Canada’s trade surplus narrowed to $1.57-billion in November from October, data showed on Tuesday, as precious metals led the first decline in exports in five months.

The surplus was lower than a $2-billion median forecast of analysts polled by Reuters. October’s surplus was upwardly revised to $3.20-billion from a previously reported $2.97-billion, Statistics Canada said.

“I’d call this a flat result after some positive months,” said Stuart Bergman, chief economist at Export Development Canada. Total exports fell 0.6 per cent, while imports were up 1.9 per cent. Overall it was the fourth consecutive monthly surplus.

“On a macro level, we see slower growth in the first half of 2024 and then things starting to pick up in the second half of the year and into 2025,” Bergman said.

The Bank of Canada said last month that labor market pressures had eased and growth stalled during the middle part of last year, leaving the economy no longer in excess demand.

Economic growth was flat in October, and Statscan has said gross domestic product likely rose 0.1 per cent in November. The BoC has said the slowdown, which is expected to continue in 2024, is a sign that its monetary policy is working.

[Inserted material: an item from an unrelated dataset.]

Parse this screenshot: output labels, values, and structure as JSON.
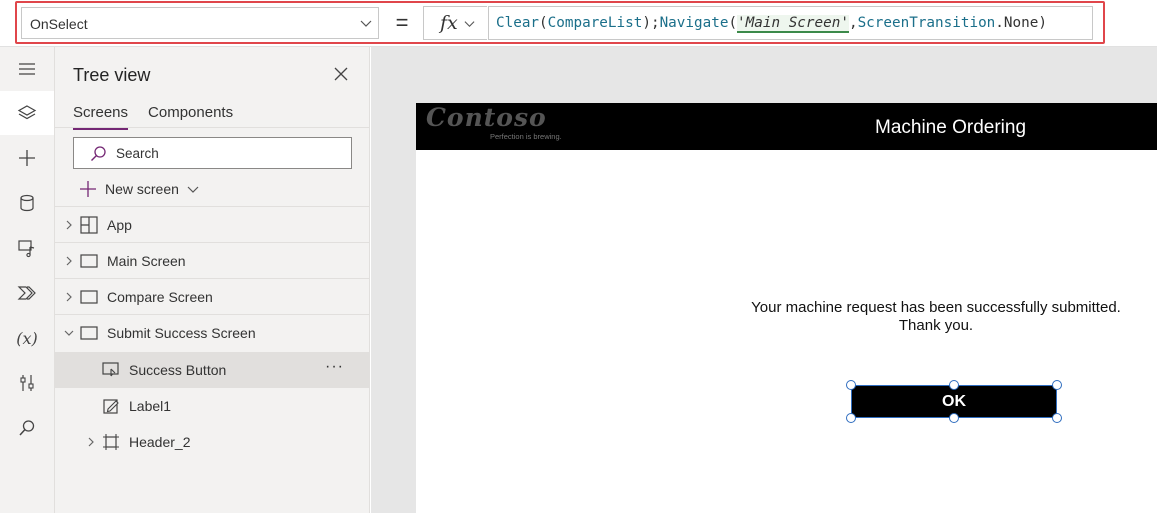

The bank’s next rate announcement is on Jan. 24, when it is expected to keep its key policy rate at a 22-year high of 5 per cent. Money markets and economists expect the bank to start cutting rates in the first half of 2024.

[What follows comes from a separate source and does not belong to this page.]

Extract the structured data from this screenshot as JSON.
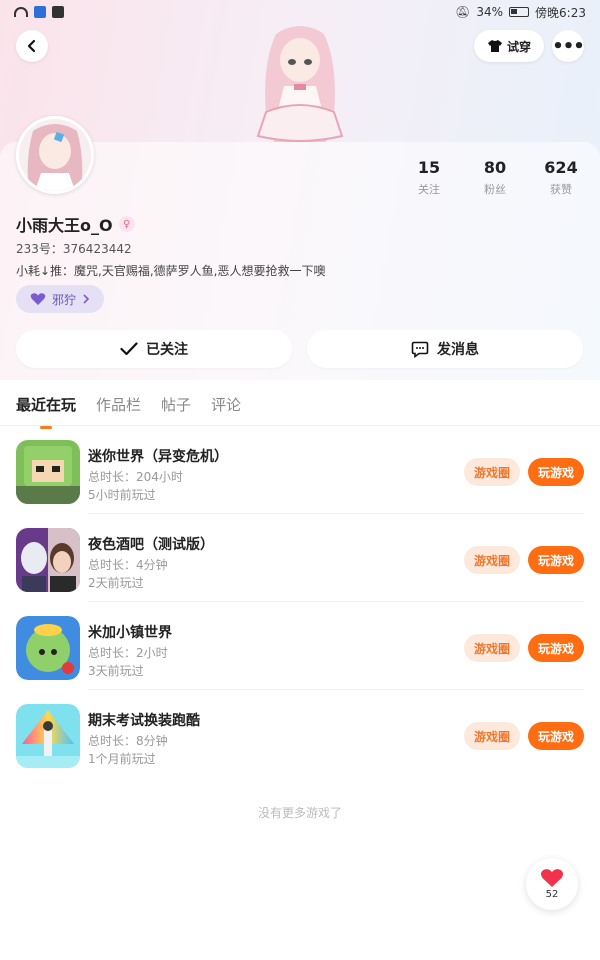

The Canadian dollar was trading 0.3 per cent lower at 1.3380 to the greenback, or 74.74 U.S. cents.

The decline in exports – the first since June – was mainly due to lower exports of unwrought gold, silver, and platinum group metals in the banking sector as well as exports of aircraft and other transportation equipment and parts.

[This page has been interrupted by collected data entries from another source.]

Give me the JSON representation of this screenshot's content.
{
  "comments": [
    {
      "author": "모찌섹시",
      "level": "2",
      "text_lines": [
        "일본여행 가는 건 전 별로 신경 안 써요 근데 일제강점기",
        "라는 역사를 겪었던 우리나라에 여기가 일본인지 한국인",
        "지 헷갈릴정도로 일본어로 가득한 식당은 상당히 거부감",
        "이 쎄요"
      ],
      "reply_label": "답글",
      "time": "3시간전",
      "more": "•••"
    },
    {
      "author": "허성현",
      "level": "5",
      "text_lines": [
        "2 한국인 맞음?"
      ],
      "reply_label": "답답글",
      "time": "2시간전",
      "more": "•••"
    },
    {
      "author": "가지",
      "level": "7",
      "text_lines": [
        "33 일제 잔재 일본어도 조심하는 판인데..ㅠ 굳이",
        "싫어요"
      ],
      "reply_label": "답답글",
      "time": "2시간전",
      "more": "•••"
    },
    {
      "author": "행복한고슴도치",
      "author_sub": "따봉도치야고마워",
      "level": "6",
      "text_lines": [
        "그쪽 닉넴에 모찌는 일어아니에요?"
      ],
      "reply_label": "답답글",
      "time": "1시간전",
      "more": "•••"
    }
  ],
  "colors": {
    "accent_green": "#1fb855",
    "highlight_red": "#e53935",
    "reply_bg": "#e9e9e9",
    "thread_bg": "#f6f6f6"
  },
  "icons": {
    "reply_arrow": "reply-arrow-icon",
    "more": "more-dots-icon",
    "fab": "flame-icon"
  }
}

Bergman said the decline in precious metals was likely due to a decrease in bank demand in Europe due to unrest in the Middle East.

By volume, exports were down 0.1 per cent.

“Canada’s trade balance should swing back into deficit territory as auto imports normalize following US strike impacts, while demand for Canadian exports will be limited by high interest rates globally,” said Katherine Judge, an economist at CIBC Economics.

Energy products and industrial machinery were the main drivers of import growth.

Under the energy segment, imports of nuclear fuel and other energy products increased the most, mainly on higher imports of uranium from Kazakhstan, Statscan said.

Imports of refined petroleum energy products also increased, due to higher imports of motor gasoline and aviation fuel from the United States, coinciding with outages reported in Canadian refineries in autumn. By volume, total imports were up 1.6 per cent.